Update 1: IE team Program Manager Eric Lawrence "I strongly recommend that developers not list MIME types here." Yet Silverlight and Office do. Whoops.
Update 2: IE doesn't send the extended header on *every* request, it sends */* for refreshes and some subsequent visits. [IEBlog]
It is not just wasted bandwidth that is the problem, it is wasted server processing, too. If a server or framework wants to follow through on the HTTP protocol the server must be sure it can't respond with any of the requested formats before it can respond with HTML. Bottom line: IE's Accept header is extremely ugly.
If WebKit is Foolish and IE is Prodigal how valuable is the Accept header?
This was the question I asked myself about half-way through writing the Accept parsing and content-negotiation code going into the next release of Recess, a RESTful PHP framework.

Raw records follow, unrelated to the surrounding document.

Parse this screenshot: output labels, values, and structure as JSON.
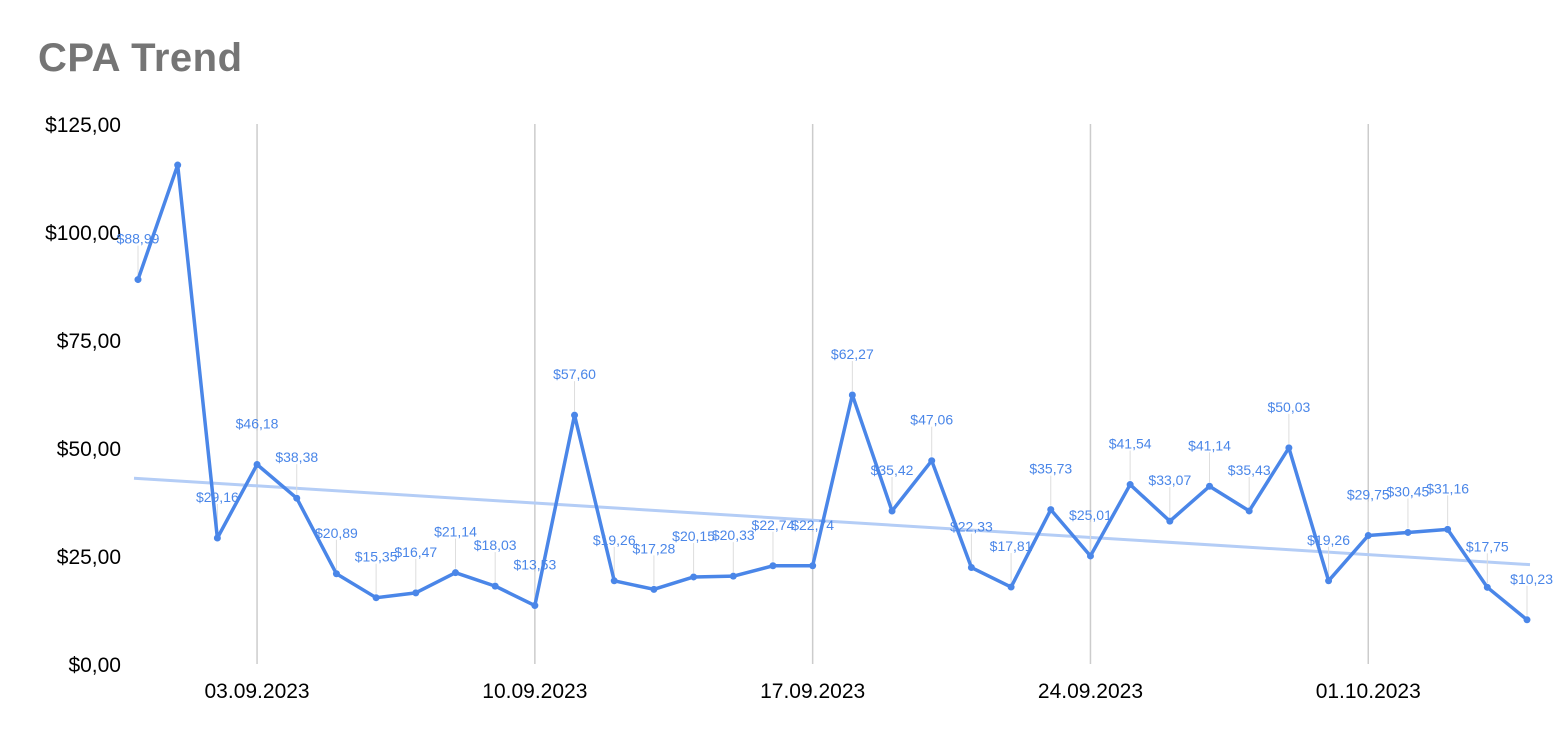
{
  "chart_data": {
    "type": "line",
    "title": "CPA Trend",
    "xlabel": "",
    "ylabel": "",
    "ylim": [
      0,
      125
    ],
    "y_ticks": [
      "$0,00",
      "$25,00",
      "$50,00",
      "$75,00",
      "$100,00",
      "$125,00"
    ],
    "y_tick_values": [
      0,
      25,
      50,
      75,
      100,
      125
    ],
    "x_ticks": [
      "03.09.2023",
      "10.09.2023",
      "17.09.2023",
      "24.09.2023",
      "01.10.2023"
    ],
    "x_tick_indices": [
      3,
      10,
      17,
      24,
      31
    ],
    "x": [
      "31.08.2023",
      "01.09.2023",
      "02.09.2023",
      "03.09.2023",
      "04.09.2023",
      "05.09.2023",
      "06.09.2023",
      "07.09.2023",
      "08.09.2023",
      "09.09.2023",
      "10.09.2023",
      "11.09.2023",
      "12.09.2023",
      "13.09.2023",
      "14.09.2023",
      "15.09.2023",
      "16.09.2023",
      "17.09.2023",
      "18.09.2023",
      "19.09.2023",
      "20.09.2023",
      "21.09.2023",
      "22.09.2023",
      "23.09.2023",
      "24.09.2023",
      "25.09.2023",
      "26.09.2023",
      "27.09.2023",
      "28.09.2023",
      "29.09.2023",
      "30.09.2023",
      "01.10.2023",
      "02.10.2023",
      "03.10.2023",
      "04.10.2023",
      "05.10.2023"
    ],
    "values": [
      88.99,
      115.5,
      29.16,
      46.18,
      38.38,
      20.89,
      15.35,
      16.47,
      21.14,
      18.03,
      13.53,
      57.6,
      19.26,
      17.28,
      20.15,
      20.33,
      22.74,
      22.74,
      62.27,
      35.42,
      47.06,
      22.33,
      17.81,
      35.73,
      25.01,
      41.54,
      33.07,
      41.14,
      35.43,
      50.03,
      19.26,
      29.75,
      30.45,
      31.16,
      17.75,
      10.23
    ],
    "data_labels": [
      "$88,99",
      "",
      "$29,16",
      "$46,18",
      "$38,38",
      "$20,89",
      "$15,35",
      "$16,47",
      "$21,14",
      "$18,03",
      "$13,53",
      "$57,60",
      "$19,26",
      "$17,28",
      "$20,15",
      "$20,33",
      "$22,74",
      "$22,74",
      "$62,27",
      "$35,42",
      "$47,06",
      "$22,33",
      "$17,81",
      "$35,73",
      "$25,01",
      "$41,54",
      "$33,07",
      "$41,14",
      "$35,43",
      "$50,03",
      "$19,26",
      "$29,75",
      "$30,45",
      "$31,16",
      "$17,75",
      "$10,23"
    ],
    "trendline": {
      "type": "linear",
      "start": 43.0,
      "end": 23.0
    },
    "grid": "vertical-at-x-ticks",
    "legend": "none",
    "colors": {
      "series": "#4a86e8",
      "trendline": "#b4cdf6",
      "label": "#4a86e8",
      "grid": "#cccccc",
      "leader": "#dddddd"
    }
  }
}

Content-negotiation with the Accept header is an interesting idea in principle that is hard to use properly in practice because browsers misuse it. As stated, Twitter's REST API doesn't use the Accept header for content-negotiation, they use extensions on the URL '.json' and '.xml'. Rails disables the Accept header by default. Frameworks can enhance performance by ignoring the Accept header and relying on '.xml'-like extensions. As such the next release of the Recess Framework, too, will disable Accept header based content-negotiation by default.
So, when would you want to parse Accept headers for content negotiation? When your consumers are respectful of HTTP and REST (RESpecTful!). This could mean RIAs written in javascript, Flash, or Silverlight. It could also mean other other servers consuming your RESTful API.
Bottom line: If you're building APIs for other developers to consume, consider using Accept-based content-negotiation. If you're building consumer facing web apps: ignore the Accept header until WebKit and IE get their acts together.